A clearer signal of how inventors learn & build on each other's ideas

© 2025 EPFL

© 2025 EPFL

A new study published in the prestigious Strategic Management Journal by EPFL researcher Gaétan de Rassenfosse and collaborators introduces a novel way to trace how knowledge flows among inventors and firms—by looking inside the body of patent documents. The authors show that “in-text” patent citations provide a much cleaner signal of where ideas originate than front-page citations, which researchers have traditionally relied on.

Scholars and policymakers widely use patent citations to map the diffusion of technical knowledge.
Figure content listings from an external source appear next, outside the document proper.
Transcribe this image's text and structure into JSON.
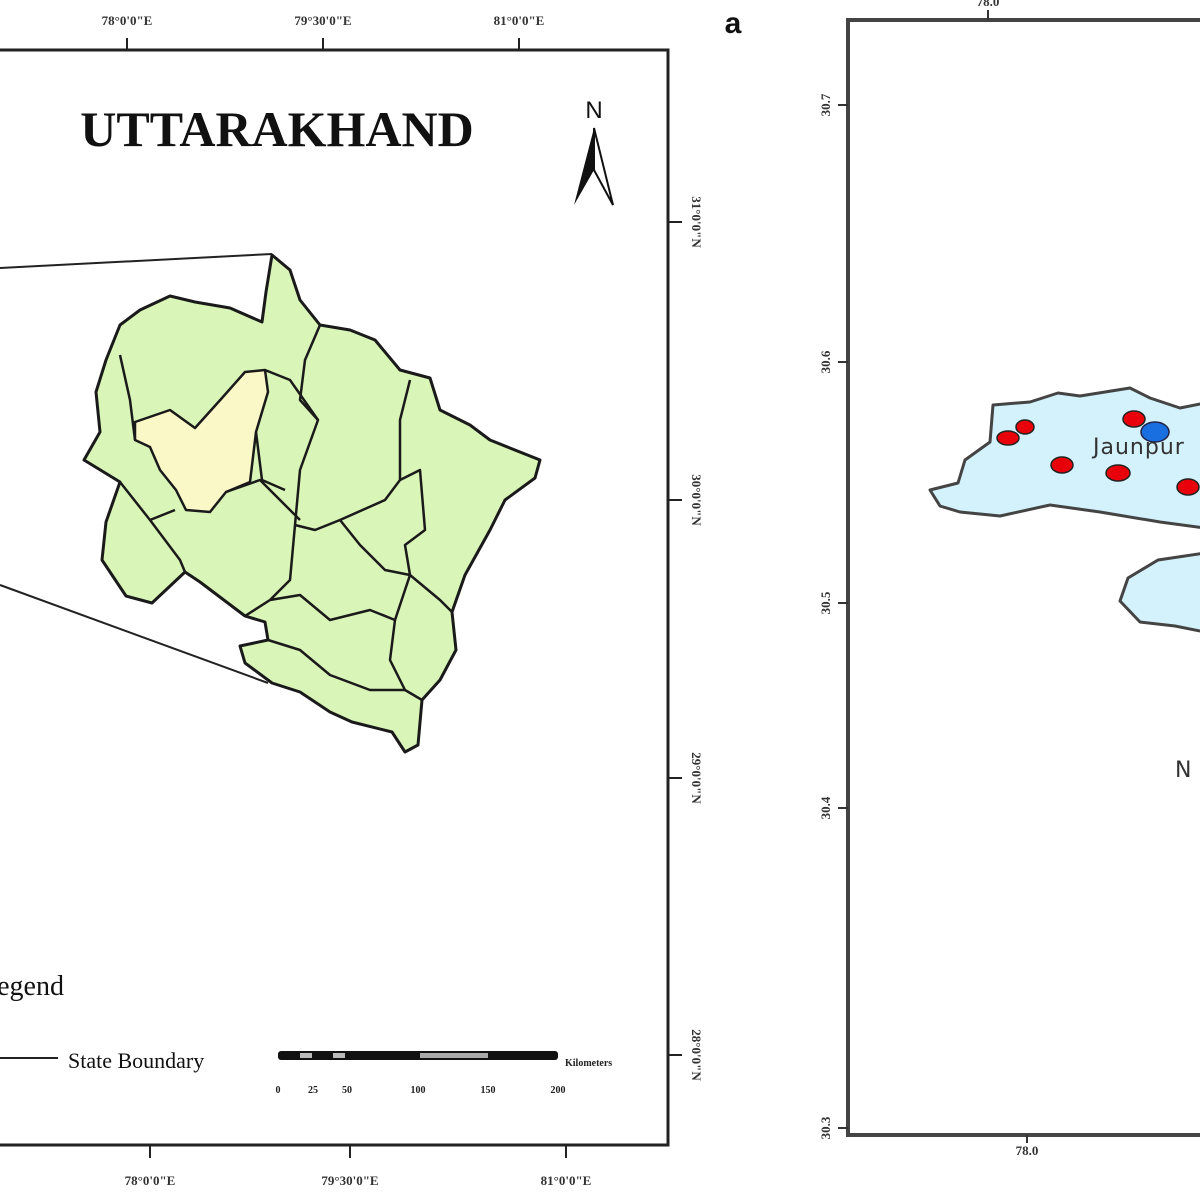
{
  "left_map": {
    "title": "UTTARAKHAND",
    "north_label": "N",
    "top_ticks": [
      "78°0'0\"E",
      "79°30'0\"E",
      "81°0'0\"E"
    ],
    "bottom_ticks": [
      "78°0'0\"E",
      "79°30'0\"E",
      "81°0'0\"E"
    ],
    "right_ticks": [
      "31°0'0\"N",
      "30°0'0\"N",
      "29°0'0\"N",
      "28°0'0\"N"
    ],
    "legend": {
      "title": "Legend",
      "items": [
        {
          "label": "State Boundary"
        }
      ]
    },
    "scale_bar": {
      "unit": "Kilometers",
      "labels": [
        "0",
        "25",
        "50",
        "100",
        "150",
        "200"
      ]
    },
    "colors": {
      "district_fill": "#d9f5b8",
      "highlight_fill": "#fbf8c8",
      "outline": "#1a1a1a"
    }
  },
  "right_map": {
    "panel_label": "a",
    "top_tick": "78.0",
    "bottom_tick": "78.0",
    "left_ticks": [
      "30.7",
      "30.6",
      "30.5",
      "30.4",
      "30.3"
    ],
    "place_labels": [
      "Jaunpur",
      "N"
    ],
    "colors": {
      "area_fill": "#d4f2fb",
      "site_point": "#e8000b",
      "main_point": "#1a6fe0"
    }
  }
}
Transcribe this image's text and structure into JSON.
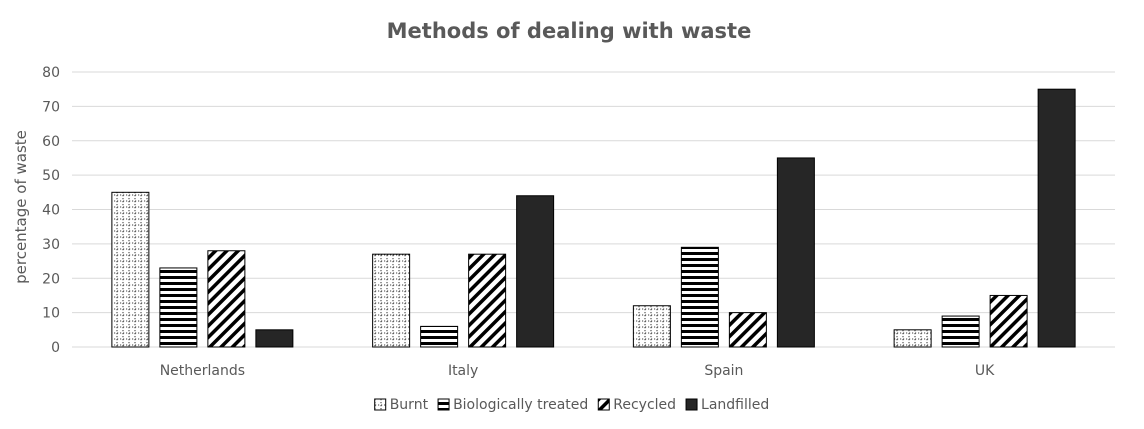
{
  "chart_data": {
    "type": "bar",
    "title": "Methods of dealing with waste",
    "xlabel": "",
    "ylabel": "percentage of waste",
    "ylim": [
      0,
      80
    ],
    "yticks": [
      0,
      10,
      20,
      30,
      40,
      50,
      60,
      70,
      80
    ],
    "categories": [
      "Netherlands",
      "Italy",
      "Spain",
      "UK"
    ],
    "series": [
      {
        "name": "Burnt",
        "pattern": "dots",
        "values": [
          45,
          27,
          12,
          5
        ]
      },
      {
        "name": "Biologically treated",
        "pattern": "horizontal-stripes",
        "values": [
          23,
          6,
          29,
          9
        ]
      },
      {
        "name": "Recycled",
        "pattern": "diagonal-stripes",
        "values": [
          28,
          27,
          10,
          15
        ]
      },
      {
        "name": "Landfilled",
        "pattern": "solid",
        "values": [
          5,
          44,
          55,
          75
        ]
      }
    ],
    "grid": true,
    "legend_position": "bottom",
    "colors": {
      "bar_outline": "#000000",
      "solid_fill": "#262626",
      "grid": "#d9d9d9",
      "text": "#595959"
    }
  }
}
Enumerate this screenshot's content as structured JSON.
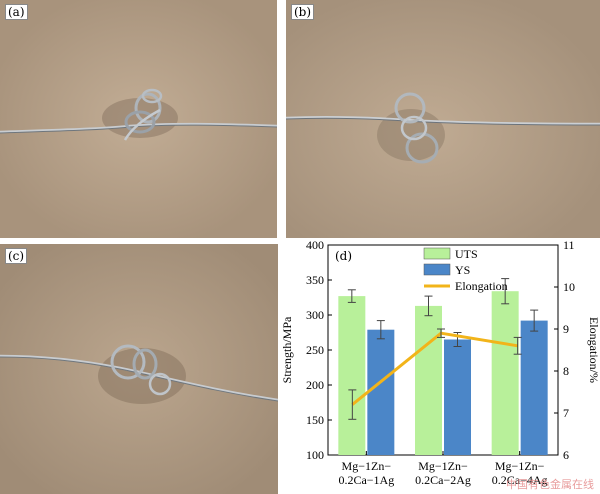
{
  "panels": {
    "a": {
      "label": "(a)"
    },
    "b": {
      "label": "(b)"
    },
    "c": {
      "label": "(c)"
    },
    "d": {
      "label": "(d)"
    }
  },
  "chart_data": {
    "type": "bar",
    "categories": [
      "Mg-1Zn-0.2Ca-1Ag",
      "Mg-1Zn-0.2Ca-2Ag",
      "Mg-1Zn-0.2Ca-4Ag"
    ],
    "category_lines": [
      [
        "Mg−1Zn−",
        "0.2Ca−1Ag"
      ],
      [
        "Mg−1Zn−",
        "0.2Ca−2Ag"
      ],
      [
        "Mg−1Zn−",
        "0.2Ca−4Ag"
      ]
    ],
    "series": [
      {
        "name": "UTS",
        "type": "bar",
        "axis": "left",
        "color": "#b8f09a",
        "values": [
          327,
          313,
          334
        ],
        "errors": [
          9,
          14,
          18
        ]
      },
      {
        "name": "YS",
        "type": "bar",
        "axis": "left",
        "color": "#4b86c8",
        "values": [
          279,
          265,
          292
        ],
        "errors": [
          13,
          10,
          15
        ]
      },
      {
        "name": "Elongation",
        "type": "line",
        "axis": "right",
        "color": "#f2b41a",
        "values": [
          7.2,
          8.9,
          8.6
        ],
        "errors": [
          0.35,
          0.1,
          0.2
        ]
      }
    ],
    "ylabel": "Strength/MPa",
    "ylabel_right": "Elongation/%",
    "ylim": [
      100,
      400
    ],
    "yticks": [
      "100",
      "150",
      "200",
      "250",
      "300",
      "350",
      "400"
    ],
    "ylim_right": [
      6,
      11
    ],
    "yticks_right": [
      "6",
      "7",
      "8",
      "9",
      "10",
      "11"
    ],
    "legend_position": "top"
  },
  "watermark": "中国有色金属在线"
}
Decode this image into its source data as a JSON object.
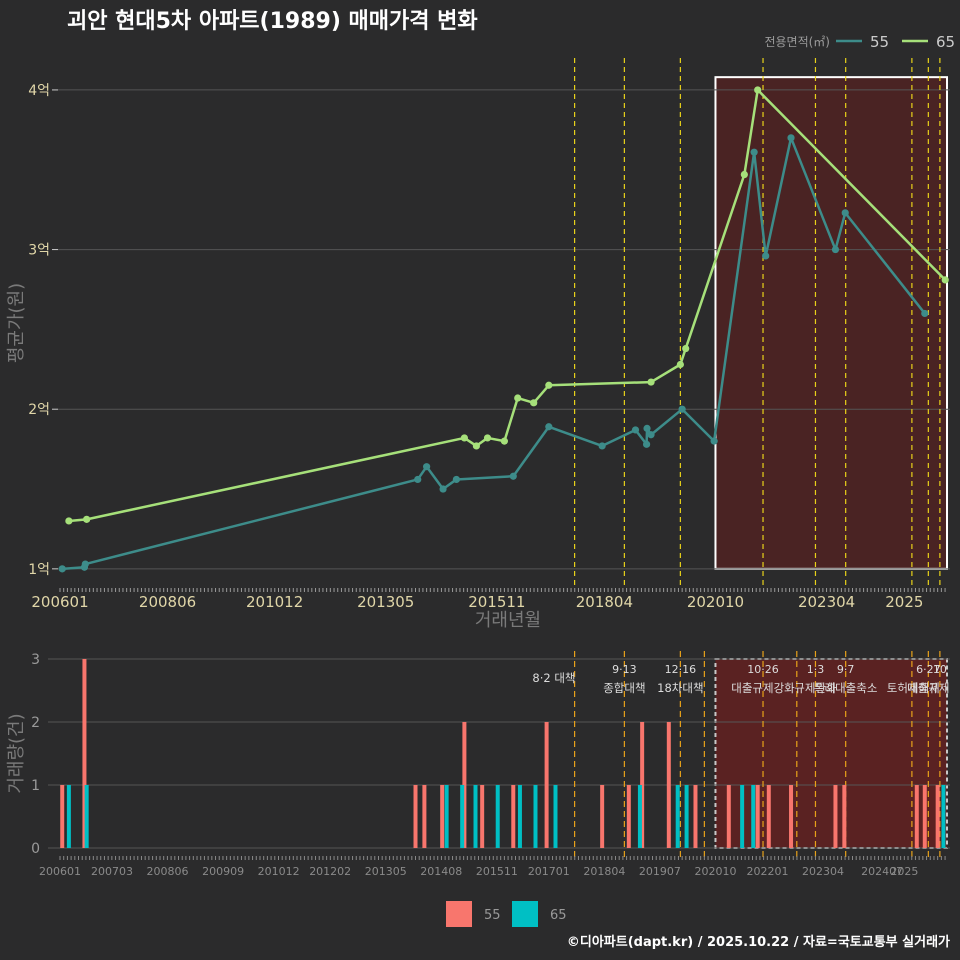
{
  "title": "괴안 현대5차 아파트(1989) 매매가격 변화",
  "credit": "©디아파트(dapt.kr) / 2025.10.22 / 자료=국토교통부 실거래가",
  "colors": {
    "background": "#2b2b2c",
    "grid": "#555555",
    "line55": "#3d8c8a",
    "line65": "#a6e07a",
    "bar55": "#f8766d",
    "bar65": "#00bfc4",
    "policy": "#e8d21a",
    "highlight_fill": "#4a2323",
    "text": "#e0d6a8",
    "axis_title": "#7a7a7a"
  },
  "chart_data": [
    {
      "type": "line",
      "title": "괴안 현대5차 아파트(1989) 매매가격 변화",
      "xlabel": "거래년월",
      "ylabel": "평균가(원)",
      "ylim": [
        0.88,
        4.2
      ],
      "yticks": [
        {
          "v": 1,
          "label": "1억"
        },
        {
          "v": 2,
          "label": "2억"
        },
        {
          "v": 3,
          "label": "3억"
        },
        {
          "v": 4,
          "label": "4억"
        }
      ],
      "xticks": [
        {
          "t": 2006.0,
          "label": "200601"
        },
        {
          "t": 2008.42,
          "label": "200806"
        },
        {
          "t": 2010.83,
          "label": "201012"
        },
        {
          "t": 2013.33,
          "label": "201305"
        },
        {
          "t": 2015.83,
          "label": "201511"
        },
        {
          "t": 2018.25,
          "label": "201804"
        },
        {
          "t": 2020.75,
          "label": "202010"
        },
        {
          "t": 2023.25,
          "label": "202304"
        },
        {
          "t": 2025.0,
          "label": "2025"
        }
      ],
      "legend": {
        "title": "전용면적(㎡)",
        "entries": [
          "55",
          "65"
        ],
        "position": "top-right"
      },
      "highlight": {
        "from": 2020.75,
        "to": 2025.96,
        "ymin": 1.0,
        "ymax": 4.08
      },
      "policy_lines": [
        2017.58,
        2018.7,
        2019.96,
        2021.82,
        2023.0,
        2023.68,
        2025.17,
        2025.54,
        2025.8
      ],
      "series": [
        {
          "name": "55",
          "points": [
            [
              2006.05,
              1.0
            ],
            [
              2006.55,
              1.01
            ],
            [
              2006.57,
              1.03
            ],
            [
              2014.05,
              1.56
            ],
            [
              2014.25,
              1.64
            ],
            [
              2014.62,
              1.5
            ],
            [
              2014.92,
              1.56
            ],
            [
              2016.2,
              1.58
            ],
            [
              2017.0,
              1.89
            ],
            [
              2018.2,
              1.77
            ],
            [
              2018.95,
              1.87
            ],
            [
              2019.2,
              1.78
            ],
            [
              2019.21,
              1.88
            ],
            [
              2019.3,
              1.84
            ],
            [
              2020.0,
              2.0
            ],
            [
              2020.72,
              1.8
            ],
            [
              2021.62,
              3.61
            ],
            [
              2021.88,
              2.96
            ],
            [
              2022.45,
              3.7
            ],
            [
              2023.45,
              3.0
            ],
            [
              2023.67,
              3.23
            ],
            [
              2025.46,
              2.6
            ]
          ]
        },
        {
          "name": "65",
          "points": [
            [
              2006.2,
              1.3
            ],
            [
              2006.6,
              1.31
            ],
            [
              2015.1,
              1.82
            ],
            [
              2015.37,
              1.77
            ],
            [
              2015.62,
              1.82
            ],
            [
              2016.0,
              1.8
            ],
            [
              2016.3,
              2.07
            ],
            [
              2016.66,
              2.04
            ],
            [
              2017.0,
              2.15
            ],
            [
              2019.3,
              2.17
            ],
            [
              2019.96,
              2.28
            ],
            [
              2020.08,
              2.38
            ],
            [
              2021.4,
              3.47
            ],
            [
              2021.7,
              4.0
            ],
            [
              2025.92,
              2.81
            ]
          ]
        }
      ]
    },
    {
      "type": "bar",
      "xlabel": "",
      "ylabel": "거래량(건)",
      "ylim": [
        0,
        3
      ],
      "yticks": [
        0,
        1,
        2,
        3
      ],
      "xticks": [
        {
          "t": 2006.0,
          "label": "200601"
        },
        {
          "t": 2007.17,
          "label": "200703"
        },
        {
          "t": 2008.42,
          "label": "200806"
        },
        {
          "t": 2009.67,
          "label": "200909"
        },
        {
          "t": 2010.92,
          "label": "201012"
        },
        {
          "t": 2012.08,
          "label": "201202"
        },
        {
          "t": 2013.33,
          "label": "201305"
        },
        {
          "t": 2014.58,
          "label": "201408"
        },
        {
          "t": 2015.83,
          "label": "201511"
        },
        {
          "t": 2017.0,
          "label": "201701"
        },
        {
          "t": 2018.25,
          "label": "201804"
        },
        {
          "t": 2019.5,
          "label": "201907"
        },
        {
          "t": 2020.75,
          "label": "202010"
        },
        {
          "t": 2021.92,
          "label": "202201"
        },
        {
          "t": 2023.17,
          "label": "202304"
        },
        {
          "t": 2024.5,
          "label": "202407"
        },
        {
          "t": 2025.0,
          "label": "2025"
        }
      ],
      "legend": {
        "entries": [
          "55",
          "65"
        ],
        "position": "bottom"
      },
      "highlight": {
        "from": 2020.75,
        "to": 2025.96
      },
      "policy_lines": [
        2017.58,
        2018.7,
        2019.96,
        2020.5,
        2021.82,
        2022.58,
        2023.0,
        2023.68,
        2025.17,
        2025.54,
        2025.8
      ],
      "annotations": [
        {
          "t": 2017.6,
          "line1": "",
          "line2": "8·2 대책"
        },
        {
          "t": 2018.7,
          "line1": "9·13",
          "line2": "종합대책"
        },
        {
          "t": 2019.96,
          "line1": "12·16",
          "line2": "18차대책"
        },
        {
          "t": 2021.82,
          "line1": "10·26",
          "line2": "대출규제강화"
        },
        {
          "t": 2023.0,
          "line1": "1·3",
          "line2": "규제완화"
        },
        {
          "t": 2023.68,
          "line1": "9·7",
          "line2": "특례대출축소"
        },
        {
          "t": 2025.2,
          "line1": "",
          "line2": "토허제해제"
        },
        {
          "t": 2025.54,
          "line1": "6·27",
          "line2": "대출규제"
        },
        {
          "t": 2025.8,
          "line1": "10",
          "line2": ""
        }
      ],
      "series": [
        {
          "name": "55",
          "bars": [
            [
              2006.05,
              1
            ],
            [
              2006.55,
              3
            ],
            [
              2014.0,
              1
            ],
            [
              2014.2,
              1
            ],
            [
              2014.6,
              1
            ],
            [
              2015.1,
              2
            ],
            [
              2015.5,
              1
            ],
            [
              2016.2,
              1
            ],
            [
              2016.95,
              2
            ],
            [
              2018.2,
              1
            ],
            [
              2018.8,
              1
            ],
            [
              2019.1,
              2
            ],
            [
              2019.7,
              2
            ],
            [
              2020.3,
              1
            ],
            [
              2021.05,
              1
            ],
            [
              2021.7,
              1
            ],
            [
              2021.95,
              1
            ],
            [
              2022.45,
              1
            ],
            [
              2023.45,
              1
            ],
            [
              2023.65,
              1
            ],
            [
              2025.28,
              1
            ],
            [
              2025.46,
              1
            ],
            [
              2025.75,
              1
            ]
          ]
        },
        {
          "name": "65",
          "bars": [
            [
              2006.2,
              1
            ],
            [
              2006.6,
              1
            ],
            [
              2014.7,
              1
            ],
            [
              2015.05,
              1
            ],
            [
              2015.35,
              1
            ],
            [
              2015.85,
              1
            ],
            [
              2016.35,
              1
            ],
            [
              2016.7,
              1
            ],
            [
              2017.15,
              1
            ],
            [
              2019.05,
              1
            ],
            [
              2019.9,
              1
            ],
            [
              2020.1,
              1
            ],
            [
              2021.35,
              1
            ],
            [
              2021.6,
              1
            ],
            [
              2025.88,
              1
            ]
          ]
        }
      ]
    }
  ]
}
Yet the conventional source—citations listed on the patent’s front page—often reflects legal formalities and examiner practices more than genuine inventor input.

The new study, co-authored by Cyril Verluise (QuantumBlack), Gabriele Cristelli (London School of Economics), Kyle Higham (Motu Economic and Public Policy Research), and Gaétan de Rassenfosse (EPFL), demonstrates that in-text citations tell a different and more authentic story.

“When a patent cites another patent within its technical description, it’s often because the inventor(s) relied on it,” explains de Rassenfosse. “These in-text citations act as footprints of inventive knowledge; direct traces of how ideas build on previous work.”

Analyzing nearly 50 million in-text citations across 8 million U.S. patents, the researchers find that these references connect geographically and thematically closer inventions—clues that researchers have used in the past to demonstrate the presence of knowledge flows. Survey evidence from U.S. patent attorneys confirms the pattern: in-text citations are up to 44% more likely to originate with inventors than comparable front-page citations.

Despite being less frequent than front-page references, in-text citations prove statistically robust in economic models of knowledge diffusion.

“Front-page citations have long been treated as the paper trail of knowledge flows,” says de Rassenfosse. “Our work shows that part of that trail was hidden in plain sight—inside the patent text itself.”

Until recently, in-text citations were not available to researchers, and the team processed all U.S. patent documents to identify, extract, and disambiguate these citations. The team also makes the entire dataset and code publicly available, providing an open, reproducible foundation for future research on innovation dynamics and firm knowledge strategies.

The findings open new possibilities for studying how ideas spread, how firms reuse their own inventions, and how regions develop technological capabilities. They also offer managers and policymakers a sharper tool to understand the geography of knowledge and the mechanisms that drive cumulative innovation.